During trips to Russia in 1941, Heinrich Himmler learned the psychological impact on the Einsatzgruppen killers posed by the shooting of women and children. Hence, he commissioned Arthur Nebe to explore ways of killing that were less stressful for the killers. Nebe's experiments eventually led to the production of the gas van. This vehicle had already been used in 1940 for the gassing of East Prussian Pomeranian mental patients in Soldau, a camp located in the former Polish corridor. One application by the Nazis gas van became known in 1943 after the trial of members of crimes against humanity committed in the territory of the Krasnodar Territory of the USSR, where about 7,000 civilians were killed by gas poisoning. It was a vehicle with an airtight compartment for victims, into which exhaust gas was piped while the engine was running. As a result, the victims were gassed with carbon monoxide, resulting in death by the combined effects of carbon monoxide poisoning and suffocation.
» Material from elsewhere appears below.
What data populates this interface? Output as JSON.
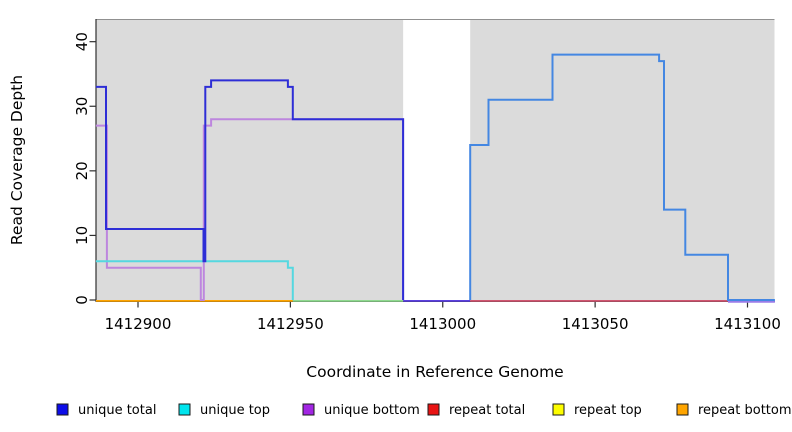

The suffocations usually occurred as the gas van was carrying the victims to a freshly dug pit or ravine for mass burial.

Gas vans were used, particularly at Chełmno extermination camp, until gas chambers were developed as a more efficient method for killing large numbers of people. In Belgrade, the gas van was known as "Dušegupka" and in the occupied parts of the USSR similarly as "душегубка" (dushegubka, literally (feminine) soul killer/exterminator).

The use of gas vans had two disadvantages:

  1. It was slow—some victims took twenty minutes to die.
  2. It was not quiet—The drivers could hear the victims' screams, which they found distracting and disturbing.

By June 1942 the main producer of gas vans, Gaubschat Fahrzeugwerke GmbH, delivered 20 gas vans in two models (for 30-50 and 70-100 individuals) to Einsatzgruppen, out of 30 ordered. Not one gas van was extant at the end of the war. The existence of gas vans first came to light in 1943 during the trial of Nazi collaborators involved in the gassing of 6700 civilians in Krasnodar. The total number of gas van gassings is unknown. One German document dated June 5, 1942 in occupied Minsk indicates that from December 1941 to June 1942 three gas vans were used to kill 97,000 civilians.

The gas vans are extensively discussed in some of the interviews in Claude Lanzmann's film, Shoah.